C’est au cours du processus méditatif que les pensées sont disciplinées. La conscience se tourne vers elles et observe leur génération sans intervenir. C’est une pratique solitaire. La méditation se pratique également dans la loge pendant les périodes de silence ou lors de l’écoute de travaux. Cette période est importante, car il est impossible de travailler sur un phénomène que l’on n’a pas observé ou que l’on connaît mal.
L’étape suivante consiste à agir sur ses pensées et les canaliser. Cela sera fait par la concentration sur des symboles dans une première approche active. C’est là une dimension du symbolisme qui est rarement connue et pratiquée.
On peut ensuite commencer à pratiquer l’introspection en allant de plus en plus loin dans la connaissance de soi. Cette aventure est semée d’embûches et d’obstacles.

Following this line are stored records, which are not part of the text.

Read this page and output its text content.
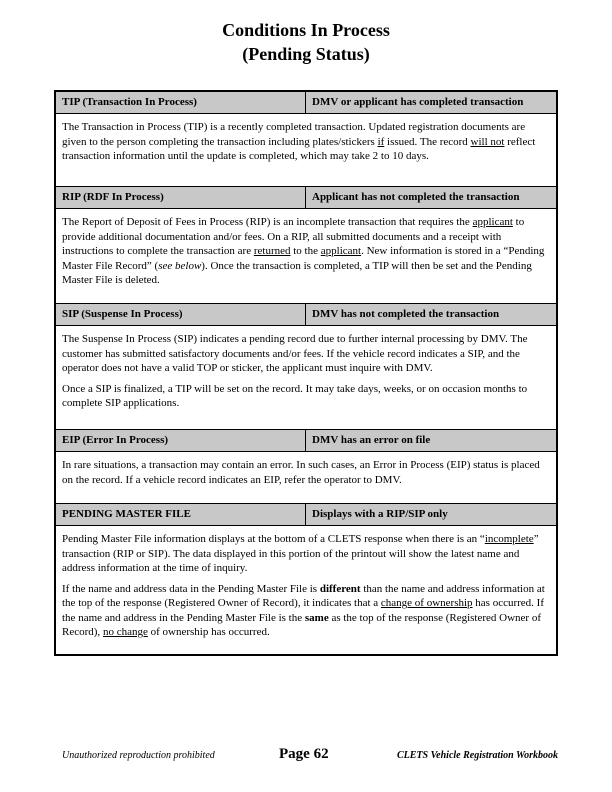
Conditions In Process
(Pending Status)
TIP (Transaction In Process)	DMV or applicant has completed transaction

The Transaction in Process (TIP) is a recently completed transaction. Updated registration documents are given to the person completing the transaction including plates/stickers if issued. The record will not reflect transaction information until the update is completed, which may take 2 to 10 days.

RIP (RDF In Process)	Applicant has not completed the transaction

The Report of Deposit of Fees in Process (RIP) is an incomplete transaction that requires the applicant to provide additional documentation and/or fees. On a RIP, all submitted documents and a receipt with instructions to complete the transaction are returned to the applicant. New information is stored in a “Pending Master File Record” (see below). Once the transaction is completed, a TIP will then be set and the Pending Master File is deleted.

SIP (Suspense In Process)	DMV has not completed the transaction

The Suspense In Process (SIP) indicates a pending record due to further internal processing by DMV. The customer has submitted satisfactory documents and/or fees. If the vehicle record indicates a SIP, and the operator does not have a valid TOP or sticker, the applicant must inquire with DMV.

Once a SIP is finalized, a TIP will be set on the record. It may take days, weeks, or on occasion months to complete SIP applications.

EIP (Error In Process)	DMV has an error on file

In rare situations, a transaction may contain an error. In such cases, an Error in Process (EIP) status is placed on the record. If a vehicle record indicates an EIP, refer the operator to DMV.

PENDING MASTER FILE	Displays with a RIP/SIP only

Pending Master File information displays at the bottom of a CLETS response when there is an “incomplete” transaction (RIP or SIP). The data displayed in this portion of the printout will show the latest name and address information at the time of inquiry.

If the name and address data in the Pending Master File is different than the name and address information at the top of the response (Registered Owner of Record), it indicates that a change of ownership has occurred. If the name and address in the Pending Master File is the same as the top of the response (Registered Owner of Record), no change of ownership has occurred.

Unauthorized reproduction prohibited	Page 62	CLETS Vehicle Registration Workbook
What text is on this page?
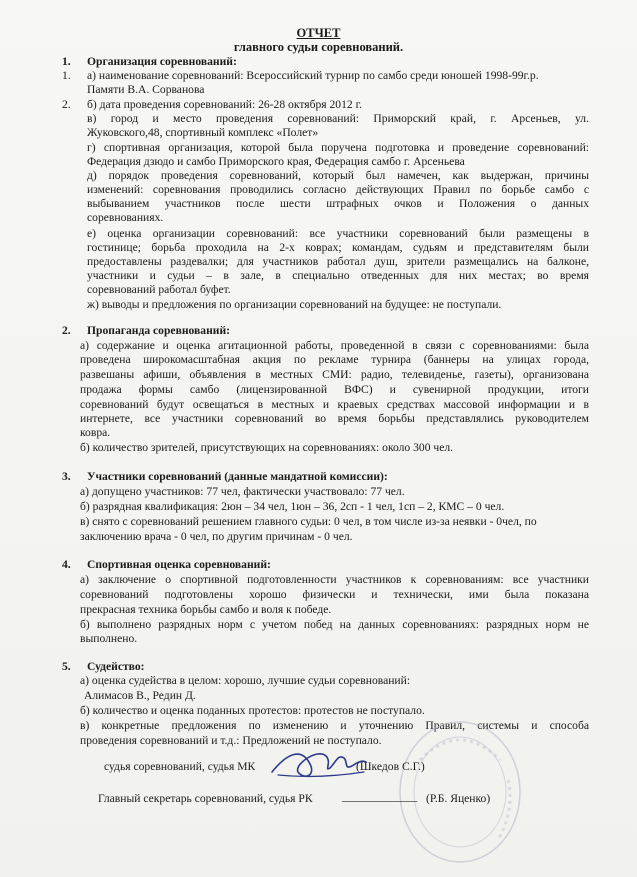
ОТЧЕТ
главного судьи соревнований.
1. Организация соревнований:
1. а) наименование соревнований: Всероссийский турнир по самбо среди юношей 1998-99г.р.
Памяти В.А. Сорванова
2. б) дата проведения соревнований: 26-28 октября 2012 г.
в) город и место проведения соревнований: Приморский край, г. Арсеньев, ул.
Жуковского,48, спортивный комплекс «Полет»
г) спортивная организация, которой была поручена подготовка и проведение соревнований:
Федерация дзюдо и самбо Приморского края, Федерация самбо г. Арсеньева
д) порядок проведения соревнований, который был намечен, как выдержан, причины
изменений: соревнования проводились согласно действующих Правил по борьбе самбо с
выбыванием участников после шести штрафных очков и Положения о данных
соревнованиях.
е) оценка организации соревнований: все участники соревнований были размещены в
гостинице; борьба проходила на 2-х коврах; командам, судьям и представителям были
предоставлены раздевалки; для участников работал душ, зрители размещались на балконе,
участники и судьи – в зале, в специально отведенных для них местах; во время
соревнований работал буфет.
ж) выводы и предложения по организации соревнований на будущее: не поступали.
2. Пропаганда соревнований:
а) содержание и оценка агитационной работы, проведенной в связи с соревнованиями: была
проведена широкомасштабная акция по рекламе турнира (баннеры на улицах города,
развешаны афиши, объявления в местных СМИ: радио, телевиденье, газеты), организована
продажа формы самбо (лицензированной ВФС) и сувенирной продукции, итоги
соревнований будут освещаться в местных и краевых средствах массовой информации и в
интернете, все участники соревнований во время борьбы представлялись руководителем
ковра.
б) количество зрителей, присутствующих на соревнованиях: около 300 чел.
3. Участники соревнований (данные мандатной комиссии):
а) допущено участников: 77 чел, фактически участвовало: 77 чел.
б) разрядная квалификация: 2юн – 34 чел, 1юн – 36, 2сп - 1 чел, 1сп – 2, КМС – 0 чел.
в) снято с соревнований решением главного судьи: 0 чел, в том числе из-за неявки - 0чел, по
заключению врача - 0 чел, по другим причинам - 0 чел.
4. Спортивная оценка соревнований:
а) заключение о спортивной подготовленности участников к соревнованиям: все участники
соревнований подготовлены хорошо физически и технически, ими была показана
прекрасная техника борьбы самбо и воля к победе.
б) выполнено разрядных норм с учетом побед на данных соревнованиях: разрядных норм не
выполнено.
5. Судейство:
а) оценка судейства в целом: хорошо, лучшие судьи соревнований:
Алимасов В., Редин Д.
б) количество и оценка поданных протестов: протестов не поступало.
в) конкретные предложения по изменению и уточнению Правил, системы и способа
проведения соревнований и т.д.: Предложений не поступало.
судья соревнований, судья МК	(Шкедов С.Г.)
Главный секретарь соревнований, судья РК	_____________ (Р.Б. Яценко)
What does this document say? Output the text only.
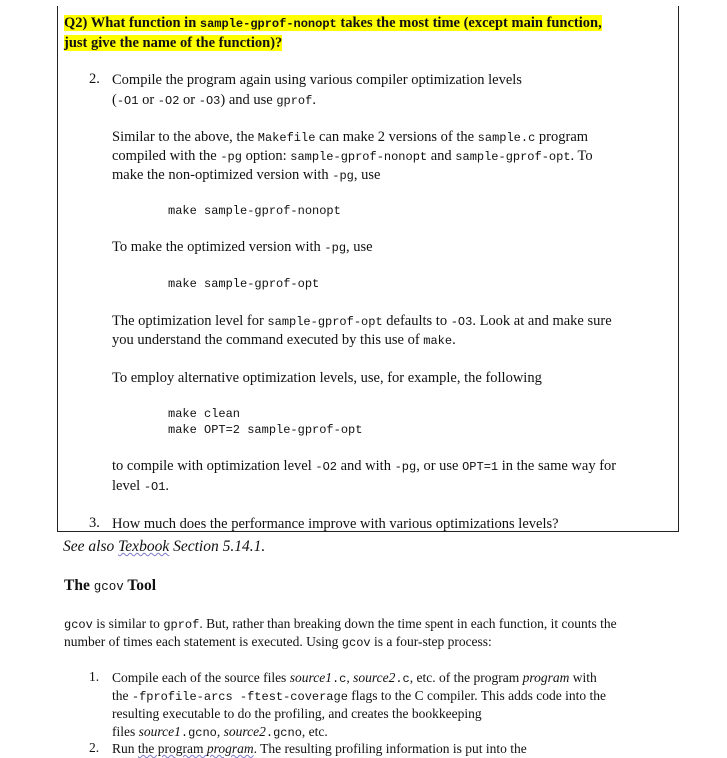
Q2) What function in sample-gprof-nonopt takes the most time (except main function,
just give the name of the function)?
2. Compile the program again using various compiler optimization levels
(-O1 or -O2 or -O3) and use gprof.
Similar to the above, the Makefile can make 2 versions of the sample.c program
compiled with the -pg option: sample-gprof-nonopt and sample-gprof-opt. To
make the non-optimized version with -pg, use
make sample-gprof-nonopt
To make the optimized version with -pg, use
make sample-gprof-opt
The optimization level for sample-gprof-opt defaults to -O3. Look at and make sure
you understand the command executed by this use of make.
To employ alternative optimization levels, use, for example, the following
make clean
make OPT=2 sample-gprof-opt
to compile with optimization level -O2 and with -pg, or use OPT=1 in the same way for
level -O1.
3. How much does the performance improve with various optimizations levels?
See also Texbook Section 5.14.1.
The gcov Tool
gcov is similar to gprof. But, rather than breaking down the time spent in each function, it counts the
number of times each statement is executed. Using gcov is a four-step process:
1. Compile each of the source files source1.c, source2.c, etc. of the program program with
the -fprofile-arcs -ftest-coverage flags to the C compiler. This adds code into the
resulting executable to do the profiling, and creates the bookkeeping
files source1.gcno, source2.gcno, etc.
2. Run the program program. The resulting profiling information is put into the
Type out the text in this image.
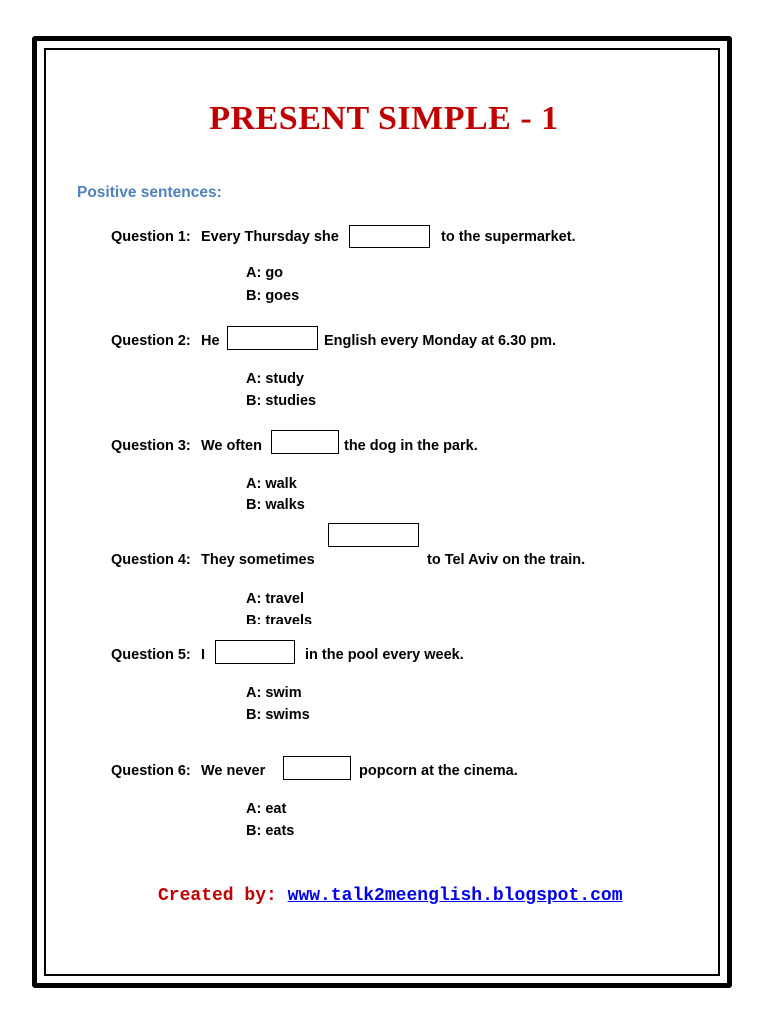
PRESENT SIMPLE - 1
Positive sentences:
Question 1: Every Thursday she	to the supermarket.
A: go
B: goes
Question 2: He	English every Monday at 6.30 pm.
A: study
B: studies
Question 3: We often	the dog in the park.
A: walk
B: walks
Question 4: They sometimes	to Tel Aviv on the train.
A: travel
B: travels
Question 5: I	in the pool every week.
A: swim
B: swims
Question 6: We never	popcorn at the cinema.
A: eat
B: eats
Created by: www.talk2meenglish.blogspot.com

Il est donc nécessaire de connaître les mécanismes en jeu et de savoir distinguer ce qui est de l’ordre de l’illusion, de l’identification ou proche de l’essence de l’être.
Sous ces deux formes, le processus devrait être enseigné de façon progressive tout au long des différents degrés afin de parvenir à une maîtrise réelle de son être, de son esprit et de ses passions.
Extrait du livre “Spiritualité maçonnique” (suivi du code universel de morale), 5e question.
[1] Les Grades Alliés maçonniques sont accessibles aux Maîtres Maçons sur invitation. Les Grades Alliés se concentrent sur l’approfondissement d’aspects spécifiques des enseignements maçonniques dans des cadres plus restreints et ciblés.
[2] Les organismes annexes, comme le Rite Écossais, ou le Rite d’York, enrichissent l’expérience maçonnique. Les Organismes Annexes proposent des systèmes étendus de grades et ont une portée plus large, souvent accompagnés de structures administratives plus importantes et de missions diversifiées.
[3] Analyse des composants pour en déduire la fonction et devenir capable de recréer le mécanisme originel tel qu’il fonctionnait et était utilisé. C’est par exemple le cas dans l’analyse de la machine d’Anticythère, sans doute le premier calculateur astronomique de l’humanité découvert dans une épave dans la mer Méditerranée.